В таком рассказчике «Сорочинской ярмарки» и «Майской ночи» Гоголь в 1831 года иронически персонифицировал себя самого, каким он был всего два года назад. Не желая жертвовать двумя самыми поэтичными повестями первой части своих «Вечеров», Гоголь уже в предисловии обнажает конфликтную несовместимость двух стилистических пластов книги. Выясняется, что нечетные повести рассказывает приезжий из Полтавы, а четные – дьячок Диканьской церкви. Два эти оригинала находятся в ссоре, и Рудый Панько явно держит сторону дьяка:
А один из гостей… Ну, тут же был такой панич, что хоть сейчас нарядить в заседатели и подкормии. Бывало, поставит перед собой палец и, глядя на него, пойдет рассказывать вычурно да хитро, как в печатных книжках! Иной раз слушаешь, слушаешь, да и раздумье нападет. Ничего, хоть убей, не понимаешь. Откуда он слов поднабрался таких!

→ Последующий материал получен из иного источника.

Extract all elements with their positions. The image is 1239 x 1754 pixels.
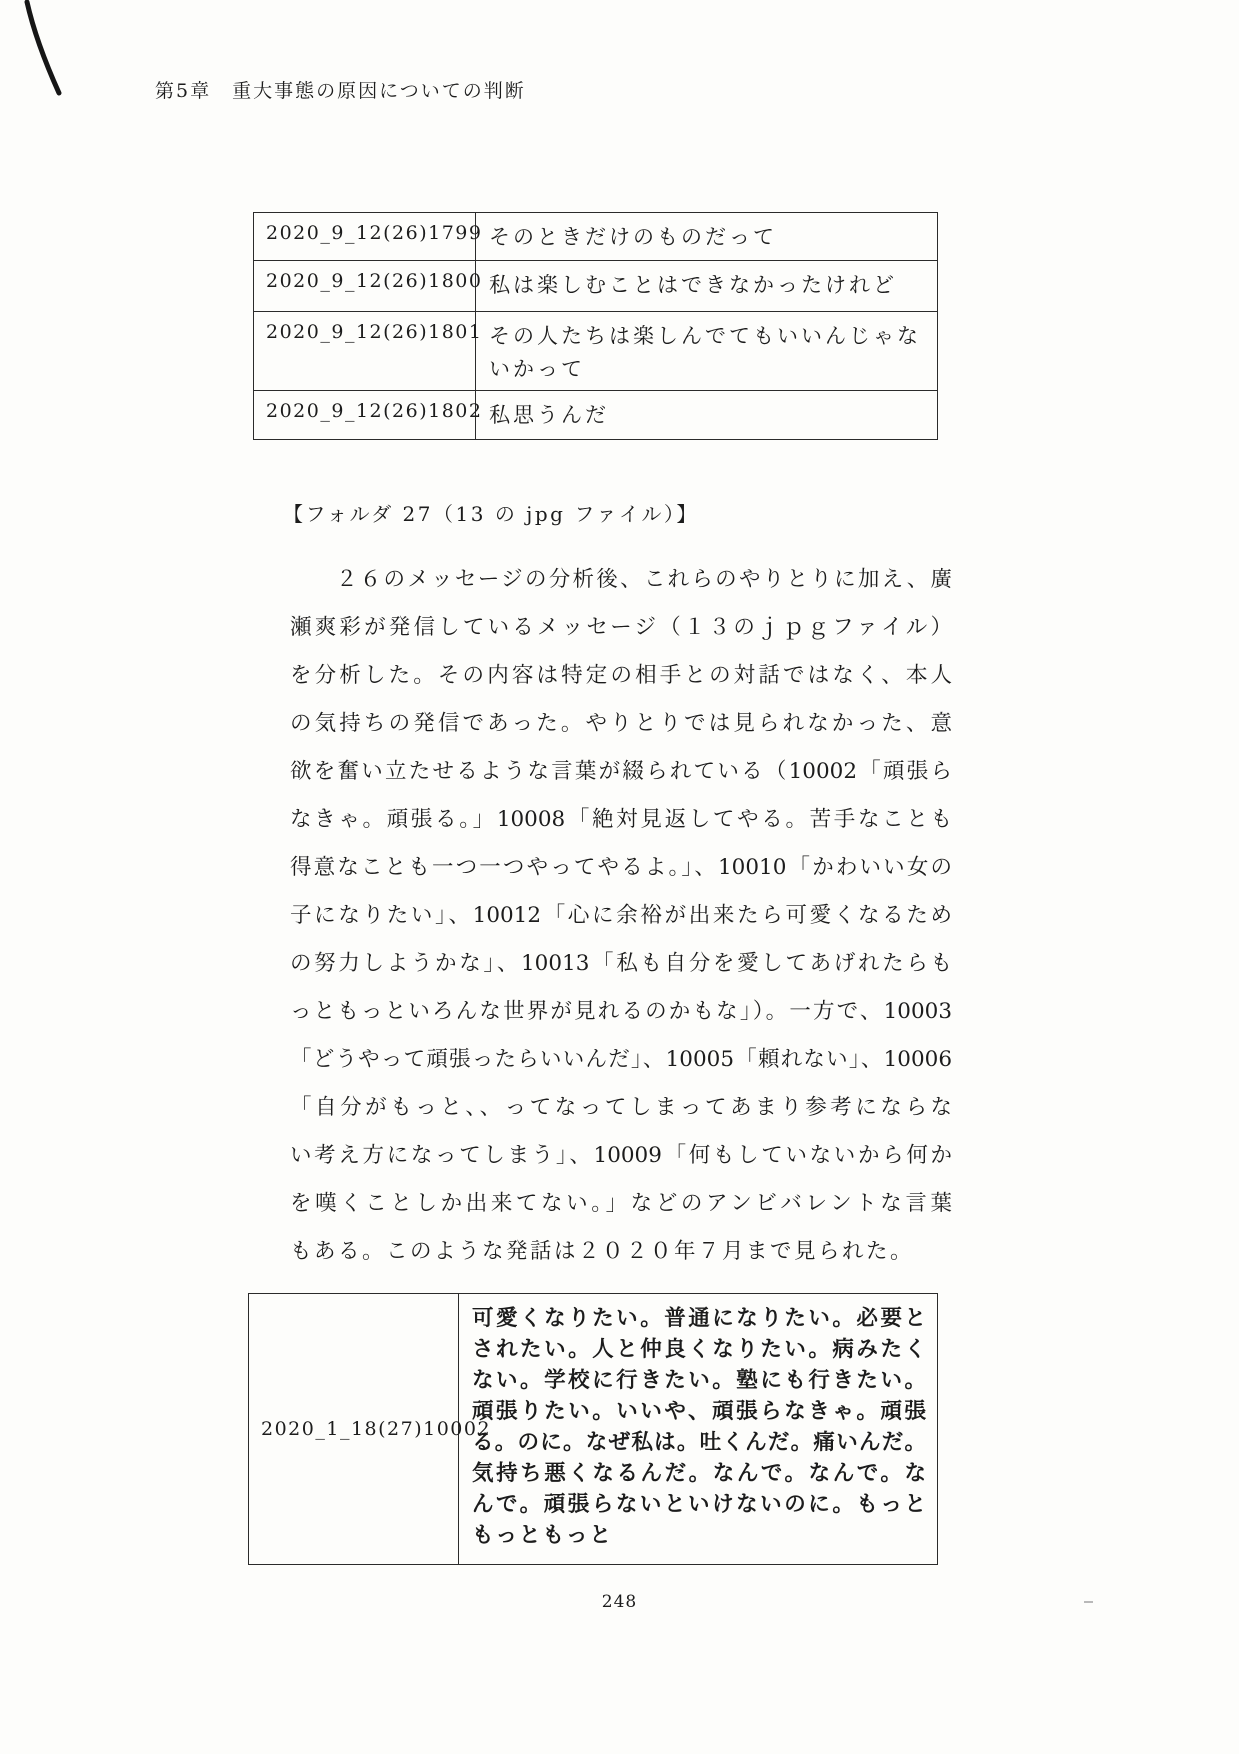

Фома Григорьевич раз ему насчет этого сплел присказку. (1, 105).
Во второй части «Вечеров» полтавский краснобай изгоняется с хутора, а тем самым – из книги.
2
Первоначально Гоголь считал, что, обладая запасом «малороссийских былей», он может продолжать «Вечера» в течение нескольких выпусков, а потому обещал в предисловии: «Лишь бы слушали да читали, а у меня, пожалуй, только лень рыться, наберется и на десять таких книжек» (1, 106). Однако в начале второй части он уже заявлял: «Вот вам и другая книжка, а лучше сказать, последняя» (1, 106). Мир предания уже прямо сталкивается с современностью и в конечном счете оказывается незащищенным, призрачным, условным.
Даже в «Ночи перед Рождеством», сюжетно наиболее близкой к «Майской ночи», рассказ не обособлен вовсе от прозаической повседневности. Как можно догадаться, ведет этот рассказ приезжий из Миргорода:
Приехал еще… вот позабыл, право, имя и фамилию… Осип… Осип… Боже мой, его знает весь Миргород! Он еще когда говорит, то всегда щелкнет наперед пальцем и подперетсяв боки… (1, 196).
Повествуя о забавной небывальщине, он не может, однако, отрешиться от живых впечатлений:
… ноги у черта были так тонки, что если бы такие имел яресковый голова, то он переломал бы их в первом казачке. Но зато сзади он был настоящий губернский стряпчий в мундире, потому что у него висел хвост такой острый и длинный, как теперешние мундирные фалды (1, 202).
Попутно, хотя и некстати, вспоминаются и сорочинский заседатель, и судья, и городничий, и подкормий, и канцелярист волостного писаря и проч. Современные подробности по-гоголевски (как у зрелого Гоголя) здесь представлены чрезмерно, но сам опыт бытописания писатель не в последнюю очередь черпает в пушкинских повестях, доводя его до гротесковых пределов.
Стремительное мужание таланта Гоголя не в последнюю очередь объяснялось тем, что с 1831 года он очутился в среде ведущих русских писателей. «Все лето я прожил в Павловске и в Царском Селе, – пишет он 2 ноября 1831 года А. С. Данилевскому. – Почти каждый вечер собирались мы: Жуковский, Пушкин и я. О, если бы ты знал, сколько прелестей вышло из-под пера сих мужей. У Пушкина повесть, октавами писанная „Кухарка“, в которой вся Коломна и петербургская природа живая. – Кроме того, сказки русские, народные – не то, что „Руслан и Людмила“, но совершенно русские. Одна даже писана без размера, только с рифмами и прелесть невообразимая…» (1, 214). В полной мере воссоздать эти контакты невозможно, но все-таки стоит попытаться выделить пушкинское начало в повестях, которые Гоголь писал летом 1831 года и которые вошли потом во вторую часть «Вечеров на хуторе близ Диканьки».
Может показаться случайным некоторая сюжетная перекличка «Ночи перед Рождеством» с лицейской поэмой Пушкина «Монах», где использовано житие Иоанна Новгородского, слетавшего на бесе в Иерусалим. Но в том, что, изображая одураченного Вакулой черта, Гоголь вспоминал забавного бесенка из сказки о Балде, сомневаться, как нам кажется, не приходится.